Kinni420 wrote:ive done a bunch of testing while riding the bike and I find its actually more efficient at higher speeds.
14 mph 700w avg
23 mph 350 w avg
crazy to be getting more mileage out of more speed - I cant get off this damn thing LOL
I find the same thing "for the same throttle setting" and I don't think that's wrong. I expected it, and that's what the simulator predicts. I can maintain 21-23 mph using 240-270W on the recumbent. The power I need is used to maintain forward motion over the frictional losses plus wind resistance. (and BTW: I'm running 80-90 PSI in my tires)
At the higher speed, the motor generates more back-EMF, so less current flow, less power used and less available torque. In fact, if you watch on a 2810 you'll ALWAYS burn more power at low speed unless you really "feather" the throttle back. You can see this reflected in the curves on the ebikes.ca simulator. I don't care which motor you pick, the torque curve goes down and reaches zero. Power consumption rises to a maximum, then decreases
, as you reach the maximum available voltage and speed of the motor.
In the sim, these curves go all the way to zero. On my recumbent, I "enjoyed" this fact when I was pedaling my ass off to keep the bike at or above 20mph. A 250W motor would have been fine to keep me at 22-23mph on flat land. At higher speeds, as you apply more throttle, the power consumption spikes, but as the motor "catches up" with it's own rotating field, power consumption once again drops. (I'd love to see motor voltage plotted on the simulator. )

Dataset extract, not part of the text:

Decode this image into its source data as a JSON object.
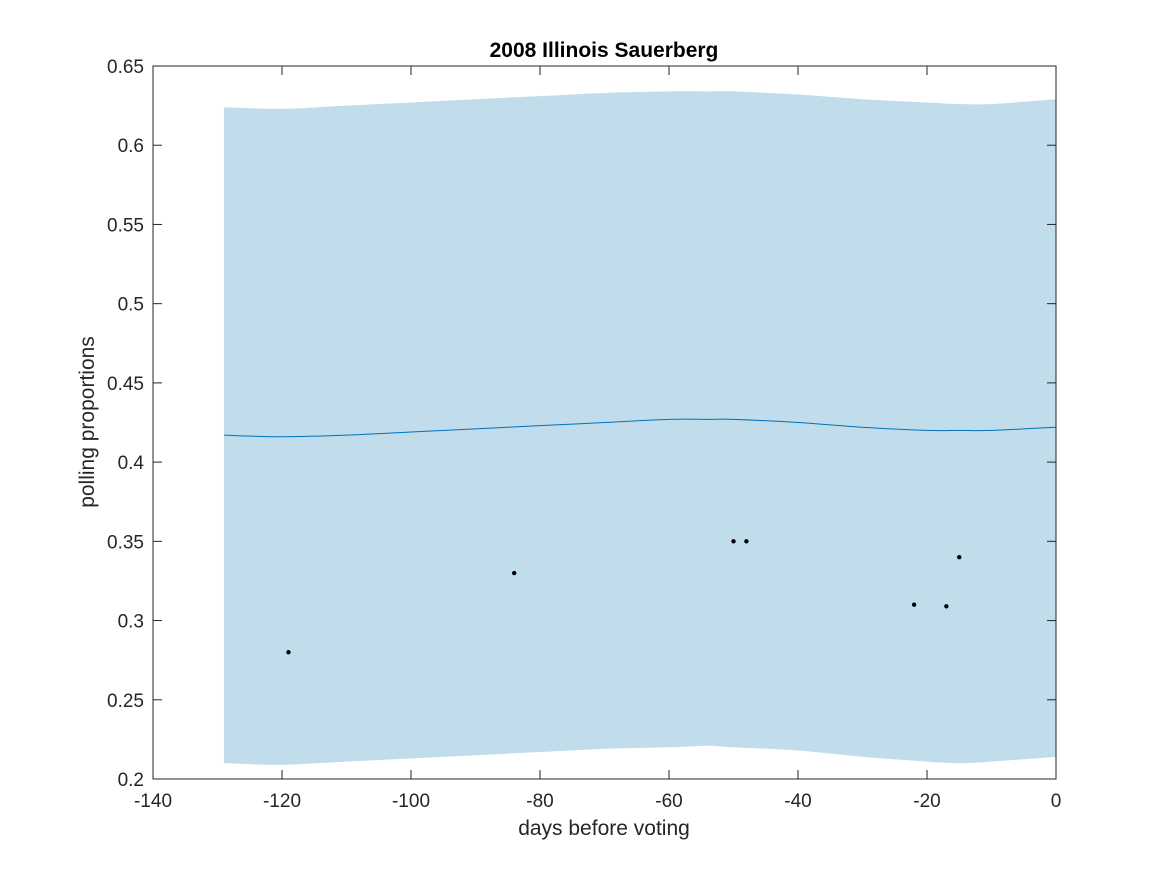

Same is true, say, when you're going down a hill and picking up speed on your own. True, you're converting potential to kinetic energy, and so the motor doesn't "have to" supply power, but that's not the only effect in play. The motor is spinning faster and generating higher back EMF as you move the coils through the PM field.

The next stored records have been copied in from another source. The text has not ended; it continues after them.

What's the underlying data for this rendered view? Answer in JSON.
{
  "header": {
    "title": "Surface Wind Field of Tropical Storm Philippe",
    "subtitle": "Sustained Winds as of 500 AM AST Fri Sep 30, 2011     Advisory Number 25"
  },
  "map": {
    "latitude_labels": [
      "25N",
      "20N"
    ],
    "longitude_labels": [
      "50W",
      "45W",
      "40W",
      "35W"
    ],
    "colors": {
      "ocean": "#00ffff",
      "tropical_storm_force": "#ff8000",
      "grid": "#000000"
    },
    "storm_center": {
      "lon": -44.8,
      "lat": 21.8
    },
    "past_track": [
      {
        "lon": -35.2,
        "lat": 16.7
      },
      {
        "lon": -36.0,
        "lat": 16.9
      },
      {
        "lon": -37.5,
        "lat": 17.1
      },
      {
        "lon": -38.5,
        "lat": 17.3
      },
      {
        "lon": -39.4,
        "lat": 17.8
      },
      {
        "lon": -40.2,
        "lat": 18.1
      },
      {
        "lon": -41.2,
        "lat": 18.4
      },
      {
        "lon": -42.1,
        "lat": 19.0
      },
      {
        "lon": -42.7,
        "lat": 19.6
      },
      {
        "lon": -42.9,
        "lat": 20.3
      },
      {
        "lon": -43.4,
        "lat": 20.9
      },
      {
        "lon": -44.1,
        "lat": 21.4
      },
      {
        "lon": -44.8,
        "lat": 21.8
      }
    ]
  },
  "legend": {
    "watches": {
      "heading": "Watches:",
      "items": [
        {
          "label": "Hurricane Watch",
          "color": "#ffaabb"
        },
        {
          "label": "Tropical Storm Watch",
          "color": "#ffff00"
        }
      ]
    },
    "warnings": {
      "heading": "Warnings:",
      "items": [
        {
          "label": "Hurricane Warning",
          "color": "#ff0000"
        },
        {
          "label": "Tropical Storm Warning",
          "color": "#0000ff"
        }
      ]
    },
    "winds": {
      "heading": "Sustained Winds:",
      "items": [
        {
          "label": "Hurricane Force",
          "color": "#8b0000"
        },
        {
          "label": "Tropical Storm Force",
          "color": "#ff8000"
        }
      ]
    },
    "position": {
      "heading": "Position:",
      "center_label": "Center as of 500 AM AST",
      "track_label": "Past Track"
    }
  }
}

Say you're going close to the motor's maximum speed, like in your video when you go pas the radar sign (31MPH, awesome!)
You'll see it's not possible to push the motor any further with 72V. It won't take any power from the controller at all. The "cogging" of an unloaded motor generates power itself and at high speed, as the motor generates enough back-EMF to push current back through the controller, you can't go any faster.
That's the same reason the motor's max speed is in proportion to the higher voltage we apply. If I want any more than about 32mph, I gotta go above 18S. I've been wondering about making a 22S (96v) LiPo brick and see what happens with the motor. (I THINK our 25A IFRB controllers can handle that without failing...now I know what my next test should be! )
Another thing I've noticed: even though our 2810 motors aren't in the simulator, the curves for the 2808 look awfully close to the performance I'm seeing with the 2810 on a 26" wheel.
Hey, tell me: (since you're running 72VDC also) - my controller and batteries don't get hot, or even warm, when I ride. Is that what you are seeing?